Moi ! — De quel droit ? — Du droit que me donnent la justice, et le caractère bien connu de ceux dont je suis l’interprète. — Un mot, dit Ralph écumant de rage. — Pas un seul. Seulement recevez l’avis que je vous donne, vos jours sont passés et la nuit approche pour vous. — Malédiction sur vous, enfant ! — Qui s’inquiète de vos malédictions ? Le malheur, je vous en avertis, va s’attacher à vos pas. Tous vos artifices sont découverts. Vous êtes entouré d’espions, et aujourd’hui même une catastrophe imprévue vous a fait perdre dix mille livres. — C’est faux. — C’est vrai, et vous le reconnaîtrez. Mais ne perdons pas de temps. Écartez-vous. Catherine, passez la première.

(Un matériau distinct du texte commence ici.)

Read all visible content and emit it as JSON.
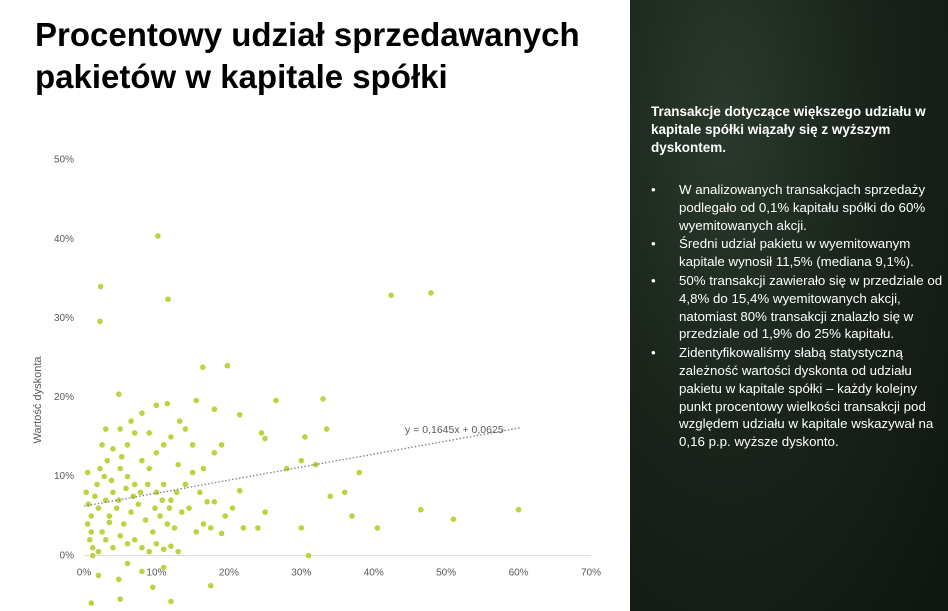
{
  "chart_data": {
    "type": "scatter",
    "title": "Procentowy udział sprzedawanych pakietów w kapitale spółki",
    "ylabel": "Wartość dyskonta",
    "color": "#bcd33f",
    "xlim": [
      0,
      70
    ],
    "ylim": [
      -7,
      50
    ],
    "xticks": [
      {
        "value": 0,
        "label": "0%"
      },
      {
        "value": 10,
        "label": "10%"
      },
      {
        "value": 20,
        "label": "20%"
      },
      {
        "value": 30,
        "label": "30%"
      },
      {
        "value": 40,
        "label": "40%"
      },
      {
        "value": 50,
        "label": "50%"
      },
      {
        "value": 60,
        "label": "60%"
      },
      {
        "value": 70,
        "label": "70%"
      }
    ],
    "yticks": [
      {
        "value": 0,
        "label": "0%"
      },
      {
        "value": 10,
        "label": "10%"
      },
      {
        "value": 20,
        "label": "20%"
      },
      {
        "value": 30,
        "label": "30%"
      },
      {
        "value": 40,
        "label": "40%"
      },
      {
        "value": 50,
        "label": "50%"
      }
    ],
    "x": [
      10.2,
      2.3,
      2.2,
      11.6,
      42.4,
      47.9,
      16.4,
      19.8,
      4.8,
      18,
      13.2,
      10,
      11.5,
      15.5,
      21.5,
      26.5,
      33,
      24.5,
      30.5,
      33.5,
      8,
      6.5,
      3,
      5,
      7,
      9,
      12,
      14,
      2.5,
      4,
      6,
      10,
      11,
      15,
      18,
      19,
      25,
      28,
      30,
      32,
      38,
      36,
      34,
      37,
      40.5,
      46.5,
      51,
      60,
      31,
      30,
      24,
      25,
      22,
      21.5,
      20.5,
      19.5,
      18,
      17,
      16.5,
      16,
      15,
      14,
      13,
      12,
      11,
      10,
      9,
      8,
      7,
      6,
      5,
      4,
      3,
      2,
      1,
      0.5,
      1.5,
      2.5,
      3.5,
      4.5,
      5.5,
      6.5,
      7.5,
      8.5,
      9.5,
      10.5,
      11.5,
      12.5,
      13.5,
      14.5,
      15.5,
      16.5,
      17.5,
      19,
      0.8,
      1.2,
      2,
      3,
      4,
      5,
      6,
      7,
      8,
      9,
      10,
      11,
      12,
      13,
      0.3,
      0.6,
      1,
      1.8,
      2.8,
      3.8,
      4.8,
      5.8,
      6.8,
      7.8,
      8.8,
      9.8,
      10.8,
      11.8,
      12.8,
      2.2,
      3.2,
      5.2,
      1,
      5,
      9.5,
      12,
      17.5,
      8,
      4.8,
      2,
      11,
      1.2,
      6,
      0.5,
      3.5
    ],
    "values": [
      40.4,
      34,
      29.6,
      32.4,
      32.9,
      33.2,
      23.8,
      24,
      20.4,
      18.5,
      17,
      19,
      19.2,
      19.6,
      17.8,
      19.6,
      19.8,
      15.5,
      15,
      16,
      18,
      17,
      16,
      16,
      15.5,
      15.5,
      15,
      16,
      14,
      13.5,
      14,
      13,
      14,
      14,
      13,
      14,
      14.8,
      11,
      12,
      11.5,
      10.5,
      8,
      7.5,
      5,
      3.5,
      5.8,
      4.6,
      5.8,
      0,
      3.5,
      3.5,
      5.5,
      3.5,
      8.2,
      6,
      5,
      6.8,
      6.8,
      11,
      8,
      10.5,
      9,
      11.5,
      7,
      9,
      8,
      11,
      12,
      9,
      10,
      11,
      8,
      7,
      6,
      5,
      4,
      7.5,
      3,
      5,
      6,
      4,
      5.5,
      6.5,
      4.5,
      3,
      5,
      4,
      3.5,
      5.5,
      6,
      3,
      4,
      3.5,
      2.8,
      2,
      1,
      0.5,
      2,
      1,
      2.5,
      1.5,
      2,
      1,
      0.5,
      1.5,
      0.8,
      1.2,
      0.5,
      8,
      6.5,
      3,
      9,
      10,
      9.5,
      7,
      8.5,
      7.5,
      8,
      9,
      6,
      7,
      6,
      8,
      11,
      12,
      12.5,
      -6,
      -5.5,
      -4,
      -5.8,
      -3.8,
      -2,
      -3,
      -2.5,
      -1.5,
      0,
      -1,
      10.5,
      4.2
    ],
    "trendline": {
      "x": [
        0,
        60.2
      ],
      "values": [
        6.25,
        16.15
      ]
    },
    "annotation": "y = 0,1645x + 0,0625"
  },
  "panel": {
    "heading": "Transakcje dotyczące większego udziału w kapitale spółki wiązały się z wyższym dyskontem.",
    "bullets": [
      "W analizowanych transakcjach sprzedaży podlegało od 0,1% kapitału spółki do 60% wyemitowanych akcji.",
      "Średni udział pakietu w wyemitowanym kapitale wynosił 11,5% (mediana 9,1%).",
      "50% transakcji zawierało się w przedziale od 4,8% do 15,4% wyemitowanych akcji, natomiast 80% transakcji znalazło się w przedziale od 1,9% do 25% kapitału.",
      "Zidentyfikowaliśmy słabą statystyczną zależność wartości dyskonta od udziału pakietu w kapitale spółki – każdy kolejny punkt procentowy wielkości transakcji pod względem udziału w kapitale wskazywał na 0,16 p.p. wyższe dyskonto."
    ]
  }
}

Nicolas prit son fardeau entre ses bras, renversa Arthur Gride en passant, et sans que personne cherchât à l’arrêter, il parvint à la voiture où Catherine et la domestique l’avaient devancé. Il leur confia Madeleine, sauta à côté du cocher et s’éloigna à travers la foule que ces événements avaient attirée.


CHAPITRE XLV.


Madame Nickleby avait été préparée à recevoir Madeleine dans sa maison, mais ce n’avait pas été sans de nombreuses difficultés.

— Mais, Catherine, disait-elle, si messieurs Cheeryble aiment tant cette demoiselle, pourquoi ne l’épousent-ils pas eux-mêmes ? et pourquoi Nicolas se mêle-t-il d’empêcher les gens de se marier ? Qu’importe que cette demoiselle épouse un homme plus vieux qu’elle ? Votre pauvre père était plus vieux que moi de quatre ans et demi. Jane Dibabs… c’étaient les Dibabs qui demeuraient dans cette charmante petite maison blanche, couverte de lierre et de plantes grimpantes, dont la porte était garnie de chèvrefeuille, et où les chauves-souris et les grenouilles étaient si nombreuses le soir… Jane Dibabs épousa un homme qui était beaucoup plus âgé qu’elle ; et personne ne put l’en détourner, car elle l’aimait à la folie. Cette Madeleine n’est donc pas à plaindre.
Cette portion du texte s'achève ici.